Porque o eleitor não recebe ordem de
senador. O eleitor não bate continência para presidente de partido. O eleitor
simplesmente vota. E é exatamente aí que mora o perigo para quem confunde
liderança com autoridade absoluta. O PL capixaba precisa decidir se quer ser um
partido ou um culto à personalidade política. Porque, se continuar expulsando
quem pensa diferente, apoiando apenas quem segue a cartilha e transformando
ausência em afronta pessoal, pode chegar um momento em que Magno Malta
finalmente terá conseguido aquilo que nenhum adversário conseguiu fazer:
Deixar o partido completamente unido.
Unido em torno de uma única pessoa. Porque os outros terão ido embora. E talvez
seja essa a parte mais irônica de toda essa história. Enquanto o comandante
tenta organizar o exército, os soldados estão descobrindo que existe vida fora
do quartel. Enquanto Malta aponta o caminho, alguns prefeitos parecem ter
decidido consultar o próprio mapa. Enquanto o PL fala em fidelidade, a
realidade política responde com uma palavra muito mais poderosa: independência.

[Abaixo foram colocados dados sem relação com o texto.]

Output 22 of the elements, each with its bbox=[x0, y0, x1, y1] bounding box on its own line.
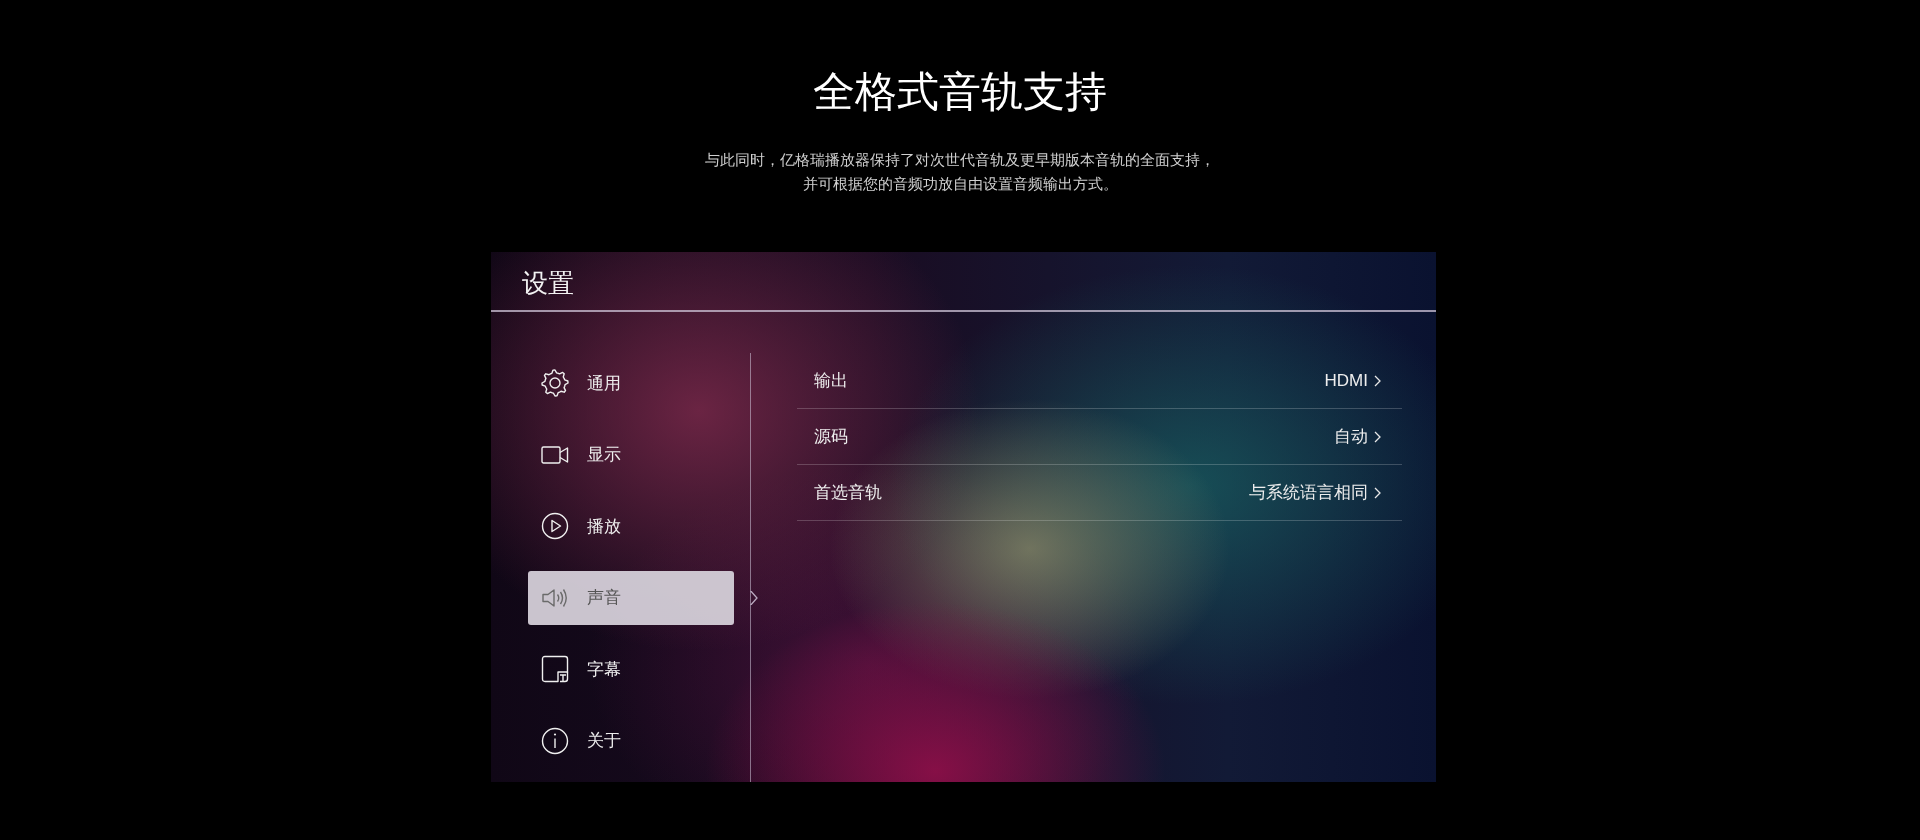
gear-icon bbox=[541, 369, 569, 397]
sidebar-item[interactable]: 显示 bbox=[528, 427, 734, 482]
info-icon bbox=[541, 726, 569, 755]
option-value: HDMI bbox=[1324, 370, 1368, 391]
sidebar-item[interactable]: 字幕 bbox=[528, 642, 734, 696]
option-label: 源码 bbox=[814, 426, 849, 448]
sidebar-item[interactable]: 播放 bbox=[528, 499, 734, 553]
play-icon bbox=[541, 512, 569, 540]
headline: 全格式音轨支持 bbox=[813, 67, 1107, 117]
option-value: 与系统语言相同 bbox=[1249, 482, 1368, 504]
option-label: 首选音轨 bbox=[814, 482, 883, 504]
option-label: 输出 bbox=[814, 370, 849, 392]
description: 与此同时，亿格瑞播放器保持了对次世代音轨及更早期版本音轨的全面支持， 并可根据您的音频功放自由设置音频输出方式。 bbox=[705, 150, 1215, 194]
subtitle-icon bbox=[541, 655, 569, 683]
chevron-icon bbox=[1374, 430, 1381, 443]
chevron-icon bbox=[1374, 486, 1381, 499]
sidebar-item[interactable]: 关于 bbox=[528, 713, 734, 768]
chevron-icon bbox=[1374, 374, 1381, 387]
sidebar-item[interactable]: 通用 bbox=[528, 356, 734, 410]
option-value: 自动 bbox=[1334, 426, 1368, 448]
sidebar-item[interactable]: 声音 bbox=[528, 570, 734, 625]
settings-title: 设置 bbox=[522, 266, 574, 300]
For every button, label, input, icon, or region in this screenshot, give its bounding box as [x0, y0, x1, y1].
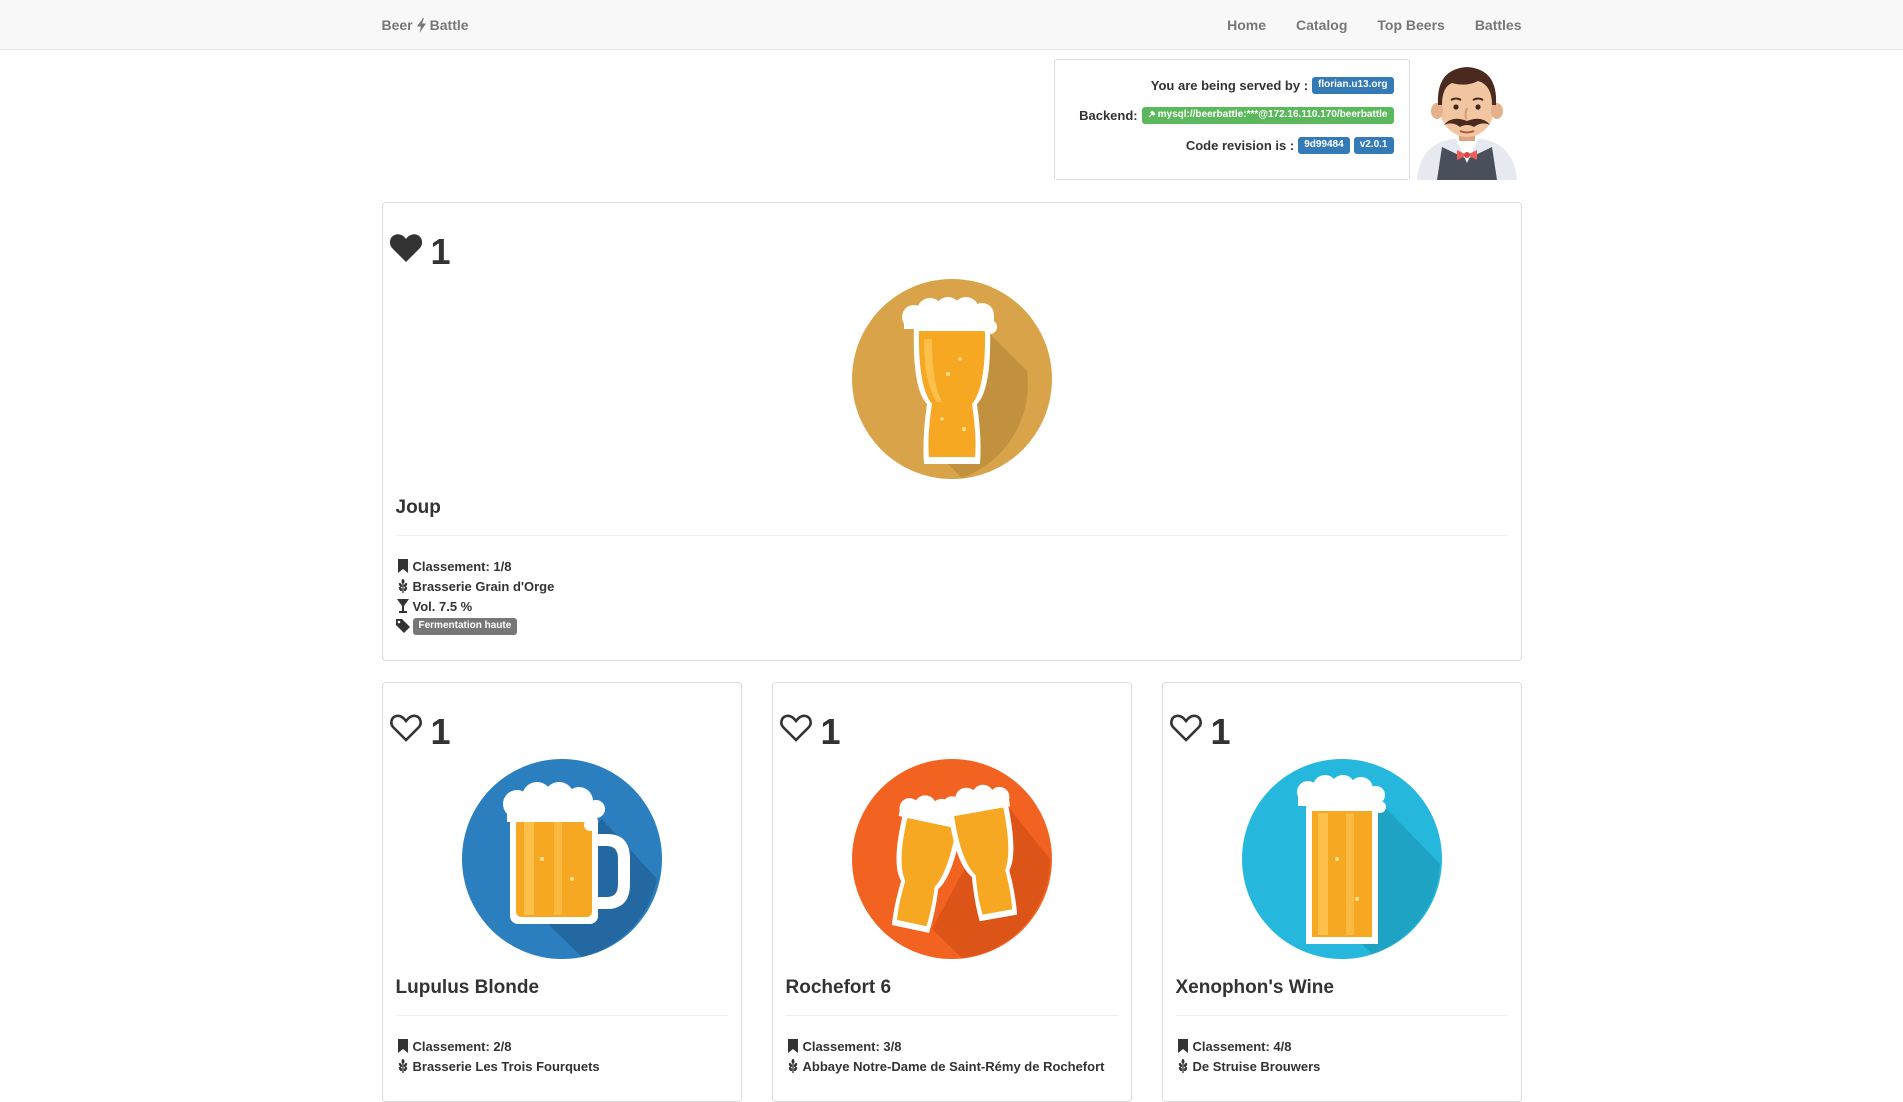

E se a debandada continuar nesse
ritmo, o famoso “último que sair apague as luzes” poderá deixar de ser apenas
uma piada de internauta e virar recomendação administrativa. Porque, a essa
altura, talvez o problema do PL capixaba não seja descobrir quem está traindo o
partido. Talvez seja descobrir quem ainda pretende ficar.
*Elvécio Andrade é radialista, jornalista, escritor e advogado
especialista em direitos Constitucional e Administrativo.